Por: Rodrigo Fonseca | Especial para o Correio da Manhã

O método Sandrine Kiberlain no Bafici

Sandrine Kiberlain (à esquerda) no set de' Les Barbares', de Julie Delpy | Foto: Divulgação

 

Laureada duas vezes com o troféu César, por "Ter ou Não Ter" (1996) e "Uma Juíza Sem Juízo" (2014), Sandrine Kiberlain fez (e faz) fama como um dos rostos símbolos da comédia francesa contemporânea, seja dramática ou romântica ou seja ainda uma crônica de costumes das mais ácidas, como "Les Barbares", um dos destaques da 26ª edição do Bafici.

Risadas tomaram conta do Festival Internacional de Cinema Independente de Buenos Aires, em solo argentino, a cada sessão do longa-metragem dirigido pela atriz Julie Delpy (de "A Igualdade É Branca"). Sandrine é um dos destaques de um elenco pluralíssimo. A trama ironiza o bom-mocismo da política assistencial da França. No enredo, os cidadãos da Bretanha decidiram por unanimidade aceitar refugiados ucranianos em troca de subsídios do governo. No entanto, em vez de ver receber uma leva de imigrantes da Ucrânia, a prefeitura local acolhe (por engano) imigrantes sírios, o que causa uma série de conflitos ligados a práticas de xenofobia.

"Situações de guerra sempre geram histórias atrozes, mas também abrem brecha para causos de coragem", disse Sandrine ao Correio da Manhã, nas filmagens de "Les Barbares", em meio ao lançamento de "A Garota Radiante", seu primeiro longa como cineasta.

Aos 57 anos, Sandrine é uma das estrelas mais prolíficas de sua pátria na atualidade, sempre atenta a temas polêmicos da contemporaneidade, como os ranços xenófobos da Europa. Tem três filmes no forno neste momento, para chegarem às telas até dezembro: "Banquise", de Emmanuel Courcol; "L'Accident de Piano", de Quentin Dupieux; e "Personne d'Autre", de Jean-Baptiste Léonetti. "Eu busco expressar vivências, sem jamais incorrer em caricaturas", disse a atriz ao Correio. "Na História do cinema francês, nós aprendemos com François Truffaut que a doçura é uma forma de falar de inquietações do nosso tempo.
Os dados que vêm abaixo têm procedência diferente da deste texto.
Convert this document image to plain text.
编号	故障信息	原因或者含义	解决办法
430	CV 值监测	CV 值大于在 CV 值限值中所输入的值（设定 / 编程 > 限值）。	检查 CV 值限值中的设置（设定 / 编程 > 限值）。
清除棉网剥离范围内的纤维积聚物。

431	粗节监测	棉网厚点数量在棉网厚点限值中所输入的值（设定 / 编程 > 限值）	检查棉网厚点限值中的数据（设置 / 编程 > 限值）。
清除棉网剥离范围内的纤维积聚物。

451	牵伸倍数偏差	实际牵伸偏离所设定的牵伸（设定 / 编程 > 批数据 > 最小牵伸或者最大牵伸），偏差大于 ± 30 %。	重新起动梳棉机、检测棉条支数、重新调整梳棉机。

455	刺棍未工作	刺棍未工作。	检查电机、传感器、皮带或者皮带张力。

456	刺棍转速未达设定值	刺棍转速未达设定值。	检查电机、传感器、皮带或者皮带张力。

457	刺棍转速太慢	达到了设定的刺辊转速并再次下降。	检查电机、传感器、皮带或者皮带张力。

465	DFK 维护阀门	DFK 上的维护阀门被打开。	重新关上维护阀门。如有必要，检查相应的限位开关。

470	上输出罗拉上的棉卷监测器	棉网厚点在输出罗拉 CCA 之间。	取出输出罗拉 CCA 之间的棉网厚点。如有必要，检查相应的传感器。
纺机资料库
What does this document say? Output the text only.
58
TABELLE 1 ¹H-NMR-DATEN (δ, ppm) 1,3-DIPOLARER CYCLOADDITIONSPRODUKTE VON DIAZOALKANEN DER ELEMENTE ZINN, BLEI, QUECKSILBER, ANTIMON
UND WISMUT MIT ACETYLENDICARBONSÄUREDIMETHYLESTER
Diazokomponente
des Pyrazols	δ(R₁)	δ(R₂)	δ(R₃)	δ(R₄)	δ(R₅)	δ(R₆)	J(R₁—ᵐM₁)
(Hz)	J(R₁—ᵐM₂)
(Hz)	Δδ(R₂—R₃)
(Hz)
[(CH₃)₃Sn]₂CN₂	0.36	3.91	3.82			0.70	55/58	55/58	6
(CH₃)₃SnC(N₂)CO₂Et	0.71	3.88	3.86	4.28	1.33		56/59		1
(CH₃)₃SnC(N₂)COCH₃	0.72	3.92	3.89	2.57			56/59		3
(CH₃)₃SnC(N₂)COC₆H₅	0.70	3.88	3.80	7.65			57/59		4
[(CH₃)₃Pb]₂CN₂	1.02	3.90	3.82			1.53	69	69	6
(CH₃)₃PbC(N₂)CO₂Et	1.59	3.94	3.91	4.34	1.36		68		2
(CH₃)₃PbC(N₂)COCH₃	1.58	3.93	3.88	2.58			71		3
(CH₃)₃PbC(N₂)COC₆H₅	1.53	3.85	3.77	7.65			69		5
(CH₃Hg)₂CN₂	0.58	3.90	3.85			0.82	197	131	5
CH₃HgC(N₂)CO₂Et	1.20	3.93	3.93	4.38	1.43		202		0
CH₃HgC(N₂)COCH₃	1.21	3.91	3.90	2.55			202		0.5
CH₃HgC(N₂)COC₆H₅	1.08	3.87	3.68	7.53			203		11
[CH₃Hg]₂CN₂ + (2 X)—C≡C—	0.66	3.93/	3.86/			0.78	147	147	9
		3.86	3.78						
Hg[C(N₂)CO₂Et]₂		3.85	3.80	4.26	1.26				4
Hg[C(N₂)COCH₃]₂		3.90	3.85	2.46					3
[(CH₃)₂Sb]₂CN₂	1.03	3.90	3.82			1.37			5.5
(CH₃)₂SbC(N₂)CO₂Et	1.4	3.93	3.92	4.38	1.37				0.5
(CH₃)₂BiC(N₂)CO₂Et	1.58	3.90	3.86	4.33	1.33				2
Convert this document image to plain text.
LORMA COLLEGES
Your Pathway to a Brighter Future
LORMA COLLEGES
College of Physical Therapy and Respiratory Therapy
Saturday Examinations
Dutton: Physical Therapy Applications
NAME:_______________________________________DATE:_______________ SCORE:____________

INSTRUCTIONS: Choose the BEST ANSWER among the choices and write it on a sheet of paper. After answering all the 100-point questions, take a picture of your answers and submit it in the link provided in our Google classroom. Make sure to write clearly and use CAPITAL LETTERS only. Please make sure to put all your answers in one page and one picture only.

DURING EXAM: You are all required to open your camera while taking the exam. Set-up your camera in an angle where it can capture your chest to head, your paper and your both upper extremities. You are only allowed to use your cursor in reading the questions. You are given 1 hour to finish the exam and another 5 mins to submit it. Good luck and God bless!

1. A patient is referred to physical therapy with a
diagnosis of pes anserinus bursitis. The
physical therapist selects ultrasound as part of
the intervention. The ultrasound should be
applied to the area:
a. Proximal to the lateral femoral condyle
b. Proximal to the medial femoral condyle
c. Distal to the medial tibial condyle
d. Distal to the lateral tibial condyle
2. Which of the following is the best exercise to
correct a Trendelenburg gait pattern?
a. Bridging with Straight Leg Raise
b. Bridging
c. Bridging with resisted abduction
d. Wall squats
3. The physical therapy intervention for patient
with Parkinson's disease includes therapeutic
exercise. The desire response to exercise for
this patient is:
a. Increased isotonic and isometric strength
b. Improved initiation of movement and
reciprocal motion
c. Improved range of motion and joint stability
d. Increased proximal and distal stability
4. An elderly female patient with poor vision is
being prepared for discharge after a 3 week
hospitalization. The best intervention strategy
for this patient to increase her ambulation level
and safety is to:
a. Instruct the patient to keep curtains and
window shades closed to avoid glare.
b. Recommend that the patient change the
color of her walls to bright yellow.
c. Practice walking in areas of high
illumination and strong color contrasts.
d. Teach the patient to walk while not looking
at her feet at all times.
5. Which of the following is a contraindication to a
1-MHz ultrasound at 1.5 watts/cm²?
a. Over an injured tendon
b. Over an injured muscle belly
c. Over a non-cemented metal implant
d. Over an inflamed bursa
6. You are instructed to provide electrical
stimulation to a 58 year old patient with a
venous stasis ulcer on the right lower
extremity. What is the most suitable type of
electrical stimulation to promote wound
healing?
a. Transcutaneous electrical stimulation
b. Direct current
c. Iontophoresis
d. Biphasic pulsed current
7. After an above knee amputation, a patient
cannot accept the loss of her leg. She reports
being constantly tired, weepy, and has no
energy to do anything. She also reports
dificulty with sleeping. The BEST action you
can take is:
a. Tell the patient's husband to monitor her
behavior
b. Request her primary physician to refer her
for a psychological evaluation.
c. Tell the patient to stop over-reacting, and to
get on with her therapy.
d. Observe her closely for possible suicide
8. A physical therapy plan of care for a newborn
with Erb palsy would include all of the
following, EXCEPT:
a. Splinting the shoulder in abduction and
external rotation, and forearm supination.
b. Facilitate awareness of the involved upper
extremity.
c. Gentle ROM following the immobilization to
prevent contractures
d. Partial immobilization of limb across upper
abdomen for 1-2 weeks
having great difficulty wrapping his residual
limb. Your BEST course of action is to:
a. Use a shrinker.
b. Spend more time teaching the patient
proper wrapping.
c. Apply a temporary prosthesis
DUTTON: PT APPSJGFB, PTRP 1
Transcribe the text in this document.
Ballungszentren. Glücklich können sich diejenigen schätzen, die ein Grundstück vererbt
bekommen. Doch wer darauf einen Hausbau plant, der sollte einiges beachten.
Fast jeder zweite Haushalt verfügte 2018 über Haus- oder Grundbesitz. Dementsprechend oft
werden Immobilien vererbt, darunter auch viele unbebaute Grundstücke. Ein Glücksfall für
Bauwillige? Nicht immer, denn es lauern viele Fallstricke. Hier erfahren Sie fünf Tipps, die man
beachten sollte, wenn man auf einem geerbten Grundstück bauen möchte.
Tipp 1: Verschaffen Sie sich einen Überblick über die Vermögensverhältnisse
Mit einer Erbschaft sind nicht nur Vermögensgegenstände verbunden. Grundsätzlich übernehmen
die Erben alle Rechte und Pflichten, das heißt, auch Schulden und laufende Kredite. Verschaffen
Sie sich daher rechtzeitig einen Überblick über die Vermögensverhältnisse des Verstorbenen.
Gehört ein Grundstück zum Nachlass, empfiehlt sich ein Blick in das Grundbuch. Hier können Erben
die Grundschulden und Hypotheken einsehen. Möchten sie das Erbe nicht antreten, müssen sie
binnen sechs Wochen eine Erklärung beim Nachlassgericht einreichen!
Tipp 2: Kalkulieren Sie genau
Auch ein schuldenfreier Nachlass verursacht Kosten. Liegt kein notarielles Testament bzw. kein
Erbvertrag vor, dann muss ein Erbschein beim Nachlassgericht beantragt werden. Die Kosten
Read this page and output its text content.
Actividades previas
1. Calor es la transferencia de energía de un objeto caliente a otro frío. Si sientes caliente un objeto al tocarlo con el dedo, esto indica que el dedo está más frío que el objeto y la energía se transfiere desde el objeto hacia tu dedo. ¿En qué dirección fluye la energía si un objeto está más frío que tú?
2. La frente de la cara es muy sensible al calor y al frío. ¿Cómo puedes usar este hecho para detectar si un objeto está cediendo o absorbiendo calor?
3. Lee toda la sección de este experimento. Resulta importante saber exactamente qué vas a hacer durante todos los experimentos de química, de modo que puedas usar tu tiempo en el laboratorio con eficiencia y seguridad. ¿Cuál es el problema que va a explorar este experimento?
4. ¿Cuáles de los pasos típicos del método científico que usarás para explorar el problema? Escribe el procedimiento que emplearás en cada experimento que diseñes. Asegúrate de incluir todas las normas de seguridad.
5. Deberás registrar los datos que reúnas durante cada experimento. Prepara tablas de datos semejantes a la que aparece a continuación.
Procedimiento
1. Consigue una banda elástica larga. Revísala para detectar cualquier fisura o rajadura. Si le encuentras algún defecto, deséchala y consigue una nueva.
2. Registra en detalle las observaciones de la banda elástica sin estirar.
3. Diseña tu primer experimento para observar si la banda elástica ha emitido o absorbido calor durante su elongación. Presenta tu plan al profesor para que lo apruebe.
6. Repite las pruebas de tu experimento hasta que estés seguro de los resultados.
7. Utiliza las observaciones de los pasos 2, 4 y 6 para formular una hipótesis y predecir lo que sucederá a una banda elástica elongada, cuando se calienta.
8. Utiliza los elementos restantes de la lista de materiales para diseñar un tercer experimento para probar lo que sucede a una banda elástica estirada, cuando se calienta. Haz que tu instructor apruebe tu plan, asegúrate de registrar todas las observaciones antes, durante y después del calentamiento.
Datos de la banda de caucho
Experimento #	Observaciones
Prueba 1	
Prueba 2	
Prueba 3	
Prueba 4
Busco filmes que encontrem uma forma doce de expor crises angústias".

Popularizada entre os cinéfilos brasileiros por "Betty Fisher e Outras Histórias" (2001) e "O Pequeno Nicolau" (2009), a atriz participou de fenômenos recentes da venda de ingresso como "Novembro - Paris Atacada", de Cédric Jimenez, visto em seu país por cerca de 2,3 milhões de pagantes, em 2022. Brilhou ainda no recém-lançado "Crônica de uma Relação Passageira", que saiu de Cannes com o status de cult. "Les Barbares" encontra o mesmo destino no Bafici, onde se firma como um ímã das plateias portenhas.

"Tenho me empenhado em histórias que tragam uma afirmação da vida nesta era de medo", disse Sandrine via Zoom.

Com estreias a caminho até domingo, quando encerra sua programação, o Bafici emplacou mais um queridinho no coração dos argentinos: a produção paraguaia "Bajo Las Banderas, El Sol", de Juanjo Pereira. Sete anos depois da consagração de "As Herdeiras", nuestros hermanos paraguaios voltam a se destacar no coração dos grandes festivais do mundo. Em competição no É Tudo Verdade, no RJ e em SP, o documentário é um mosaico de exuberante montagem. Sua estrutura formal é uma reação à recordações latinas de 1989, ano da queda da ditadura de 35 anos de Alfredo Stroessner. Sua saída do Poder marcou o fim de um dos regimes autoritários mais duradouros do mundo. Isso também levou ao abandono dos arquivos audiovisuais que haviam consolidado seu comando. Esse material, criado para moldar uma identidade nacional e celebrar um regime de direita, foi deixado para desaparecer da memória. Juanjo cuidou para evitar esse destino.